ASSISTA: Jornalista manda recado para desembargadora que reclamou de salário de juízes e falou em “escravidão”: “pede pra sair”
Eva do Amaral Coelho mencionou que juízes enfrentam dificuldades para pagar médicos e remédios |
Reprodução
A reclamação de uma desembargadora do Tribunal de Justiça do Pará (TJ-PA) aos cortes nos chamados “penduricalhos” da magistratura gerou reação imediata na TV. No Jornal da Band, Eduardo Oinegue rebateu a fala e disparou: “pede para sair”.
A magistrada apontou que juízes sofrem com baixo “salário baixo” e, em breve, pode entrar para o “regime de escravidão”.
Durante o Jornal da Band, nesta segunda-feira (20), o jornalista Eduardo Oinegue dedicou seu comentário à declaração de Eva do Amaral Coelho. Não economizou ironia. Nem recado.
"A desembargadora Eva do Amaral Coelho, ela está desapontada com a remuneração. Depois de 35 anos de carreira, ela recebeu em março agora, só R$ 91 mil líquidos, que ela acha pouco."
Oinegue relembrou o trecho mais sensível da fala da magistrada — quando ela mencionou dificuldades financeiras entre juízes — e disse que, à primeira vista, achou que se tratava de uma piada.
"Ela disse que tem juiz sem dinheiro para pagar médico, sem dinheiro para comprar remédio e brilhou quando ela disse que daqui a pouco vai ter juiz trabalhando em regime de escravidão.
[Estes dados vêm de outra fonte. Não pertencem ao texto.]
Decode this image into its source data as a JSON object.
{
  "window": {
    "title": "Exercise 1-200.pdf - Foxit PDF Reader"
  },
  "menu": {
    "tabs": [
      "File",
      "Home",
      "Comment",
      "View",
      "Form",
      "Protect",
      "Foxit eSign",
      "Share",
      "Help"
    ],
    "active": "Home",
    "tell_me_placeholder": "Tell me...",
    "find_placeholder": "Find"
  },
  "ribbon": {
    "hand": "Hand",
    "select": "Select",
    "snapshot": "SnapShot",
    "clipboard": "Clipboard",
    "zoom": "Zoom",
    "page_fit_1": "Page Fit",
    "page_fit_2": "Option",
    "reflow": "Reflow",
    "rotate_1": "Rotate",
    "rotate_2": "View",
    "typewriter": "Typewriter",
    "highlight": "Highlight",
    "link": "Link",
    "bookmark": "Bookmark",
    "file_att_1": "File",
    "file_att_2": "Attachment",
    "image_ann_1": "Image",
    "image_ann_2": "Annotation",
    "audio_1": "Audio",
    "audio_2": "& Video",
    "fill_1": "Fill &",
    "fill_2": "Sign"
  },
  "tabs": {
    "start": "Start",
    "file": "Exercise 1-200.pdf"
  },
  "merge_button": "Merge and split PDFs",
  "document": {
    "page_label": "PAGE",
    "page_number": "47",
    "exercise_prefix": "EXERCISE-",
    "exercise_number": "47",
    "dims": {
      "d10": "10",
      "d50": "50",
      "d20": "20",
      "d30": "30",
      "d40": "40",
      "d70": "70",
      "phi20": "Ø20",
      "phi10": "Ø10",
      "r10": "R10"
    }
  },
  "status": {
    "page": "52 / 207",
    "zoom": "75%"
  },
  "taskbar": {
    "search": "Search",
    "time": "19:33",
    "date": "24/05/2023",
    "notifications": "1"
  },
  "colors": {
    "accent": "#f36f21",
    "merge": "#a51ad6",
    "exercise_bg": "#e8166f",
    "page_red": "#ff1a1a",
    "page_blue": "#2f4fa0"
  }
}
Teve gente que ficou indignada, eu já achei engraçado, porque no primeiro momento achei que fosse piada."
“Pede pra sair”
A partir daí, o comentário tomou outro rumo. O jornalista passou a comparar a estabilidade da magistratura com a realidade da advocacia privada, e sugeriu, de forma direta, que quem estiver insatisfeito pode deixar o cargo.
"Mas é o seguinte: a lei, ela proíbe demitir um magistrado, mas não proíbe que um magistrado peça demissão. Então a desembargadora e outros juízes que se sentem quase escravizados, eles podem ir embora. Vão embora amanhã cedo! Podem procurar emprego num escritório de advocacia. Tá cheio de escritório por aí em busca de pessoas talentosas, pessoas experientes."
Ele seguiu detalhando a rotina fora do serviço público, destacando ausência de benefícios e maior exposição a riscos financeiros.
"Só tem uma coisa: no escritório não tem quinquênio, não tem férias de 60 dias, não tem recesso. O vencimento depende da produtividade. O advogado prospecção cliente, negocia, cobra, perde, divide, paga aluguel do escritório, paga equipe, recolhe imposto até sobre a nota que emitiu e que não foi paga."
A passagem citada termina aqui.